Le Gaulois du 28 décembre 1881 (p. 2-10).


CHOSES DU JOUR




Les journaux semblent avoir envisagé déjà toutes les conséquences du procès Roustan-Rochefort. Il en est une, cependant, à laquelle ils n’ont point songé : c’est que le verdict du jury rend indispensable le remplacement immédiat de tout notre personnel diplomatique, auquel devra succéder un personnel nouveau, élevé selon d’autres principes.

Les vieilles règles de l’habileté internationale viennent d’être bouleversées de fond en comble par le jugement des quelques bourgeois chargés de sonder la conduite de notre ministre à Tunis. On affirme même qu’une vingtaine de secrétaires d’ambassade ont déjà donné leur démission, ou demandé par télégraphe des instructions détaillées et précises à leurs supérieurs.

Que vont répondre ceux-ci ?

La question est fort difficile.

Jusqu’ici, quand un jeune homme voulait entrer dans la carrière diplomatique, il devait, avant tout, remplir les conditions suivantes :

Être beau garçon ;

Noble autant que possible ;

Riche ;

Avoir l’habitude des salons ;

Savoir causer avec les femmes ; et séduire, oh ! séduire !

Le reste importait moins. Il faisait son stage au ministère.

Là on lui apprenait surtout à saluer. Ce salut des attachés d’ambassade (le même pour tous les peuples), est une des choses les plus difficiles à exécuter qui soient au monde.

On s’avance fièrement d’abord vers la personne à qui s’adresse l’hommage. Puis on s’arrête d’un mouvement brusque, les jambes droites, les pieds rassemblés, le claque tenu par les deux mains sur le ventre ; et, soudain, le torse entier, depuis le point où il finit jusqu’au sommet du crâne, s’abaisse d’un seul morceau, de façon que le corps forme un angle absolument droit, et que l’être salué, s’il est assis, se trouve avoir le nez tout contre le sommet, soit poli, soit chevelu, de la tête inclinée.

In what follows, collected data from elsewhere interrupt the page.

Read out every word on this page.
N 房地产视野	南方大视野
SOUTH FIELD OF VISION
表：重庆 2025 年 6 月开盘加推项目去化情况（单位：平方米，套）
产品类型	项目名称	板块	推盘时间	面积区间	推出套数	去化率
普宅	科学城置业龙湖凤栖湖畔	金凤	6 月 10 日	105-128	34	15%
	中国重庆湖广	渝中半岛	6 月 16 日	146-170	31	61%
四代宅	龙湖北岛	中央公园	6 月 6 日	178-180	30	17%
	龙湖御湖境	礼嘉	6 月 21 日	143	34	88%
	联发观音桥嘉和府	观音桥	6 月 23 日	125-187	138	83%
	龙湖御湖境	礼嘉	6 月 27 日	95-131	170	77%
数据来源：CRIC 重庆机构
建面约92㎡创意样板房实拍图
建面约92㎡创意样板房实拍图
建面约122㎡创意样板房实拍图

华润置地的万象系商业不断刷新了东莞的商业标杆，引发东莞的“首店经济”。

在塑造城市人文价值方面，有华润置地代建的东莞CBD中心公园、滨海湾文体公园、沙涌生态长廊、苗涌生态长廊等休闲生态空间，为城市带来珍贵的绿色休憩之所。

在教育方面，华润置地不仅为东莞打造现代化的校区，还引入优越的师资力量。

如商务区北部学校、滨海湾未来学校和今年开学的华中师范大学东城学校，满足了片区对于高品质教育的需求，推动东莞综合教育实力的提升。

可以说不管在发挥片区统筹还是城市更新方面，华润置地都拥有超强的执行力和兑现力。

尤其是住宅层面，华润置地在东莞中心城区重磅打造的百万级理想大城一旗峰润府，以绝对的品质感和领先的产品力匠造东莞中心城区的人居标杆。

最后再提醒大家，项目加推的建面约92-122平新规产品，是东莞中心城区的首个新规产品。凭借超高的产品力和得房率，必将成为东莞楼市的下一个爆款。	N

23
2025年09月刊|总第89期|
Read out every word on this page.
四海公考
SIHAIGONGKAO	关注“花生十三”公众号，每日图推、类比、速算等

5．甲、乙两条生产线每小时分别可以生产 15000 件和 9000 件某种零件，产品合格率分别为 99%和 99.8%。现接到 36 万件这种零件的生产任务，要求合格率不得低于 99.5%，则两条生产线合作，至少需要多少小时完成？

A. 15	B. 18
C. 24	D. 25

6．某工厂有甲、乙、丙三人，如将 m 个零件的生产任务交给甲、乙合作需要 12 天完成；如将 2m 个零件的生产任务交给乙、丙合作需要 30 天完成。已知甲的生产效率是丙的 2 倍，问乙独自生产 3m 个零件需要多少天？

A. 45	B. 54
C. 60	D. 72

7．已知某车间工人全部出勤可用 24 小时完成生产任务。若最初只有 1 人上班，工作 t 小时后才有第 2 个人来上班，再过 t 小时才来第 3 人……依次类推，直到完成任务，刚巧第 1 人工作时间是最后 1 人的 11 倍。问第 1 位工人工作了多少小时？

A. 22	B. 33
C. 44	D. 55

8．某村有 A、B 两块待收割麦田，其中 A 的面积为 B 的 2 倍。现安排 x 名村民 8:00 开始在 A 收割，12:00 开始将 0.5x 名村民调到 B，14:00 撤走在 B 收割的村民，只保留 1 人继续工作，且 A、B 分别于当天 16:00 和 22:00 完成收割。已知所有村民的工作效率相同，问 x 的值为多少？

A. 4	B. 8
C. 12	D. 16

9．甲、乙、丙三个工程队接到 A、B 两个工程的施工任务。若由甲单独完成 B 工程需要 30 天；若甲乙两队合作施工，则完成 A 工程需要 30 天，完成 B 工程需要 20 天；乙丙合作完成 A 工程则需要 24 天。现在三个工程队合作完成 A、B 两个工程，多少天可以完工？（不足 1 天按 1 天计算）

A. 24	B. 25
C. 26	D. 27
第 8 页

On se redresse aussitôt sans faire semblant d’avoir vu celui ou celle qu’on a honoré ainsi, et l’on s’en va d’un air indifférent.

Cela n’a l’air de rien, n’est-ce pas ? Eh bien, j’en sais peu qui l’exécutent en perfection, cette inclination savante.

Quand un jeune apprenti ambassadeur sait accomplir absolument bien cette manœuvre, son avenir s’annonce magnifique.

En un mot le fond du sac de la rouerie politique à l’étranger est : séduire, plaire, capter. Le bataillon d’élite de nos représentants se recrutait exclusivement parmi les mondains, et parmi les mondains raffinés. Au moment de leur départ, le ministre des affaires étrangères, se penchant à leur oreille, leur confiait ces fameuses instructions secrètes dont tout envoyé ordinaire ou extraordinaire est dépositaire. Ces instructions, les voici en quatre mots : « Tout par les femmes ». Ce que le diplomate traduit quelquefois par : « Tout pour les femmes ».

Et dans chaque capitale nous entretenions — d’une façon insuffisante, il est vrai, pour leurs fonctions — un essaim d’élégants jeunes hommes à qui l’ambassadeur répétait sans cesse comme un vieux général encourageant des conscrits : « Séduisez, messieurs, séduisez ! Suivez les vieilles traditions : imitez l’exemple de notre maître à tous, le duc de Richelieu ».

Et on séduisait, morbleu, on séduisait ferme. Tous les secrets de cabinet devenaient des secrets d’alcôve, et réciproquement. Les traditions de galanterie ne se perdaient certes pas, et la France marchait en tête des puissances dans le cœur de belles étrangères.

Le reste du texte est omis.